Illimitable Dolor is separated into four fairly lengthy cuts, all with a pretty crisp modern production that manages to capture every emotion in the compositions with ease, all the while maintaining the unnerving sensation of a raw effort with its chamber-like qualities lying underneath each note. One moment you are greeted with a beautiful, almost uplifting folkish performance that can instantly revitalize hope within the listener, only to come crashing back down to the darkest days of reality, pushing the sensation of total loss through soul crippling riffs and drums at a lethargic pace right down to the beautifully mournful funeral atmosphere compliments the addition of a church organ keyboard effect. It’s that sudden shift in life that proves to be the strongest point of Illimitable Dolor‘s work, and it makes for some of the most depressing material you could hope to hear next to the member’s main project, My Dying Bride and Draconian.
|“This album actually means a bit more to me than most I’ve done as musically the album was all written in the days following the death of my best friend Gregg Williamson in December 2014, when I was miserable as fuck. Gregg was known to many as the vocalist from THE SLOW DEATH. Usually I can’t write when I’m feeling that way but these songs just came together so easily and I think it’s the heaviest and most miserable thing I’ve ever been part of but kind of special because of this. It was an outlet for how I was feeling at the time, an opportunity to do something useful rather than sitting around depressed.”
– Stuart Prickett, vocalist/guitarist/keyboardist
Of course, the most depressing bits of this debut doesn’t creep in until later. In fact, if you knew nothing about the band and why they existed, “Rail of Moon, A Stone” would deceive you into expected some norse inspired doom metal in the same vein as Moonsorrow, or just another The Slow Death release (not that that’s a bad thing of course). While the opening riffs capture both misery and wonder looking up to the late night sky, the mood begins to jump between this pondering and a mournful realization of one’s own mortality. Your haggard body glances across the lakebed one last time as thoughts growl through you skull. You eventually hobble to your death-bed to think about your accomplishments and close your eyes for the very last time, passing from this plain of existence to the next just shy of nine minutes in. This carries into “Comes Dies or Shines” as it escorts you into the next life across the river Styx, never once telling your eternal soul all will be fine and leaving you in fear of what is next to come.

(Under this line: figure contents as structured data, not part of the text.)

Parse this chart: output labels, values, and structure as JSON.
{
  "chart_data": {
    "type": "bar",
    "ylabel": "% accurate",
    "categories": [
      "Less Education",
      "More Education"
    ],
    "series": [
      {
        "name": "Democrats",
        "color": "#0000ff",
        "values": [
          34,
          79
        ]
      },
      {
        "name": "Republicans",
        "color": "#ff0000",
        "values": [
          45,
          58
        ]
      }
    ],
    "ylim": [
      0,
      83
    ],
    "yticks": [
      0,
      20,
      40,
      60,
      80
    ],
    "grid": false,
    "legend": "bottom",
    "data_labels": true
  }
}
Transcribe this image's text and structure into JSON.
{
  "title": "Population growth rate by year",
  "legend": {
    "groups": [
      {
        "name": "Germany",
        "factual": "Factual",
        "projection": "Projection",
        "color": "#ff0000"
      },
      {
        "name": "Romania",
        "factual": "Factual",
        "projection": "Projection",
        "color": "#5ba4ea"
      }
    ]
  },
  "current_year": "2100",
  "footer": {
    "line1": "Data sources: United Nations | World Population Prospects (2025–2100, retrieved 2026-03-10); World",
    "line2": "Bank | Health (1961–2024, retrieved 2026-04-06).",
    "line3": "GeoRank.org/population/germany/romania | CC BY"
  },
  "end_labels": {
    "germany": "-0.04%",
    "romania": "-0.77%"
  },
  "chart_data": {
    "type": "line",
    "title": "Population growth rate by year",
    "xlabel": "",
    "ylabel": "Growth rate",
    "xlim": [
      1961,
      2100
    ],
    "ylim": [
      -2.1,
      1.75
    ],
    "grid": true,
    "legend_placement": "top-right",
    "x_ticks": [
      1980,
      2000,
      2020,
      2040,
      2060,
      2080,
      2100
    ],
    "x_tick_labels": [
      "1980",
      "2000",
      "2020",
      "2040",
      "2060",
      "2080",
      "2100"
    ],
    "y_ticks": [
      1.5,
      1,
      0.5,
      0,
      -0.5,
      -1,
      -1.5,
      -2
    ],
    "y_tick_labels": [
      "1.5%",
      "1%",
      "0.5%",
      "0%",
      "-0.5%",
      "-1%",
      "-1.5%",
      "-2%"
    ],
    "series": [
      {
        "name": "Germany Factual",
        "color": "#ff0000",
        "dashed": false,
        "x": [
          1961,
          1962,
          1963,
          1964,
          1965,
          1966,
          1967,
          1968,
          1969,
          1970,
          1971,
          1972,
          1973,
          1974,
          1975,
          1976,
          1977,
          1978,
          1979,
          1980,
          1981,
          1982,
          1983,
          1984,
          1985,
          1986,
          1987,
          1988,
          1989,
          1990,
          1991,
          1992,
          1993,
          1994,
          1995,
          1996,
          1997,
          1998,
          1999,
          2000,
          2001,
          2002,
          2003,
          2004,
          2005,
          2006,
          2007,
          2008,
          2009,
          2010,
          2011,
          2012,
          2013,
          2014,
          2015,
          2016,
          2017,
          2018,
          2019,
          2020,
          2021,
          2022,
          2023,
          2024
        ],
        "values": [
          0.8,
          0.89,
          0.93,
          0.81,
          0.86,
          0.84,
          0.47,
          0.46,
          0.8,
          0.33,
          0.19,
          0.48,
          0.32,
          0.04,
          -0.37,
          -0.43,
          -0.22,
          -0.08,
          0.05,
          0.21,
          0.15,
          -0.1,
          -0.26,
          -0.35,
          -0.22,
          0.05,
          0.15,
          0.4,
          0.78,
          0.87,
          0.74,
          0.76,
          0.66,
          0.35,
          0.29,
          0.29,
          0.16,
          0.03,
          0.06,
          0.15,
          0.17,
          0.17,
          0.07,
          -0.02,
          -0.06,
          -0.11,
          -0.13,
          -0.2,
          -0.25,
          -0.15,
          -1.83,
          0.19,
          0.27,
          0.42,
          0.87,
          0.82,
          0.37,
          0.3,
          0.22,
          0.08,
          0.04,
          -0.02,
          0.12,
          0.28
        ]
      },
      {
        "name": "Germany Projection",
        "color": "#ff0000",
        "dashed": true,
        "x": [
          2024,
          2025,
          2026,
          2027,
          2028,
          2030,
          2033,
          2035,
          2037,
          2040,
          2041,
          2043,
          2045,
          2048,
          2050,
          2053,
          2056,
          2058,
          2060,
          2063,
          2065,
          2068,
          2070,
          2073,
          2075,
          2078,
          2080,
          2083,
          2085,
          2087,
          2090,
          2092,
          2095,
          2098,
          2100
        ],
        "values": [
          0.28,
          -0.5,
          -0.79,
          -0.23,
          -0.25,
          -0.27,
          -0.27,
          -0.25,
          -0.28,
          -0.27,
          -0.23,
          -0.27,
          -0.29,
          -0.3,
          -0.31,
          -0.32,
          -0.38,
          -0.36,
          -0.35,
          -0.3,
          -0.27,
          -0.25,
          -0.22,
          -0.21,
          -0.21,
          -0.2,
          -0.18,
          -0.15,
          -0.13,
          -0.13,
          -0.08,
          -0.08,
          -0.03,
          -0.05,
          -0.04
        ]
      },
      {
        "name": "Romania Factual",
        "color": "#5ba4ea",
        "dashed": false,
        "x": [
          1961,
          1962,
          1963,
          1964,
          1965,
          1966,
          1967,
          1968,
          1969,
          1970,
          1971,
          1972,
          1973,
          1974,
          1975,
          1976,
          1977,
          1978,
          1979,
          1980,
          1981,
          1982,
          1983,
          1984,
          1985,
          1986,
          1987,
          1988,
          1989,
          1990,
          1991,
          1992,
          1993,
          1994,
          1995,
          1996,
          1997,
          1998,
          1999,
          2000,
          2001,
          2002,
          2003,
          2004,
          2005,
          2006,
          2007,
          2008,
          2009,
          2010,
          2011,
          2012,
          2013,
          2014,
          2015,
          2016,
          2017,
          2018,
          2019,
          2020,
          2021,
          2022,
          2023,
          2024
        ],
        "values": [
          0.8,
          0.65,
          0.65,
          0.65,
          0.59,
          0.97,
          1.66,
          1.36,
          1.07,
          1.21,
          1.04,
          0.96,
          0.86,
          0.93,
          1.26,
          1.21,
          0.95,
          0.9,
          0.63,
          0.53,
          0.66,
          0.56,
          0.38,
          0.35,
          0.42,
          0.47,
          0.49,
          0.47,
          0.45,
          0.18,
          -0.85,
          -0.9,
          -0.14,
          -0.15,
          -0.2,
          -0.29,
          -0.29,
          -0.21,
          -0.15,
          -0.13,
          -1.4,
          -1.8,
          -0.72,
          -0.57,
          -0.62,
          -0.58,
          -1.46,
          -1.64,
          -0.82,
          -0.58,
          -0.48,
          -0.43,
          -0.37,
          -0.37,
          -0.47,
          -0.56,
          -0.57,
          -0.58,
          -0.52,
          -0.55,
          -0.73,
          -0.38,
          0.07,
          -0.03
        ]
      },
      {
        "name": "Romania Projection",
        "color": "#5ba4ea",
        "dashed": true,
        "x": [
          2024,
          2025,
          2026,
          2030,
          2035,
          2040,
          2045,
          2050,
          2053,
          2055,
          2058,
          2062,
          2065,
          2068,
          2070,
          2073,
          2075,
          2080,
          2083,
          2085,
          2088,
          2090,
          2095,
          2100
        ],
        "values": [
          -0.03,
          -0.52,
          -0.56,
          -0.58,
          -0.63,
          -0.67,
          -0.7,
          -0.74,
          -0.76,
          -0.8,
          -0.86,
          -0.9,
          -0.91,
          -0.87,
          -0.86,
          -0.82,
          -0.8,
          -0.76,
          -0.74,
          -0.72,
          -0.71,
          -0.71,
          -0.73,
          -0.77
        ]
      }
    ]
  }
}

And then we move on to the part most of us are quite familiar with. “Salt of Brazen Seas” holds no punches with its beautiful church organ laden misery. As if assuring the listener (or metaphorical mourner seated to pay their respects) there’s a subtle hint of hope felt in those keys to soothe the hardest hit. The deep guttural work perfectly to capture the mood, as if a voice speaking a memorial you simply cannot focus on and becomes distorted in your own head. Finally there’s “Abandoned Cuts of River”, which is one of the more lively performances at first. Infectious slower death metal marches on before caving to the crippling beauty of day light upon the aforementioned lake, gazing out as the fallen warrior is cast on his/her final journey on this mortal coil. It stands as a truly heartfelt good-bye that will bring tears to the listeners eyes as clean singing joins the growling farewells in total harmony.
Illimitable Dolor isn’t so much a side-project release from one of the more poignant bands in the death/doom genre, but rather a complete experience that passes from life to the depths of despair we have had to experience before. What this album contains is an unexpected memorial to those lost over the years, bringing up memories of my father’s passing last month, my friend who passed too early, and many more. Watching loved ones suffer the death throes of cancer and seeing their bodies reduced to nothing but a box or urn of ash and ripping your soul apart, or tearing your mind from reality as you try to grasp that the body you’re staring at was once someone strong and brave. In other words there were a number of times I had to fight back tears, and others I simply couldn’t. This is a debut outing the reminds listeners of the fragility of life and how painful it truly can be. While it may be torture for some on an emotional level, the passion, beauty, and depression felt on this debut outing is one that will both have you in tears, and not leave you for quite some time.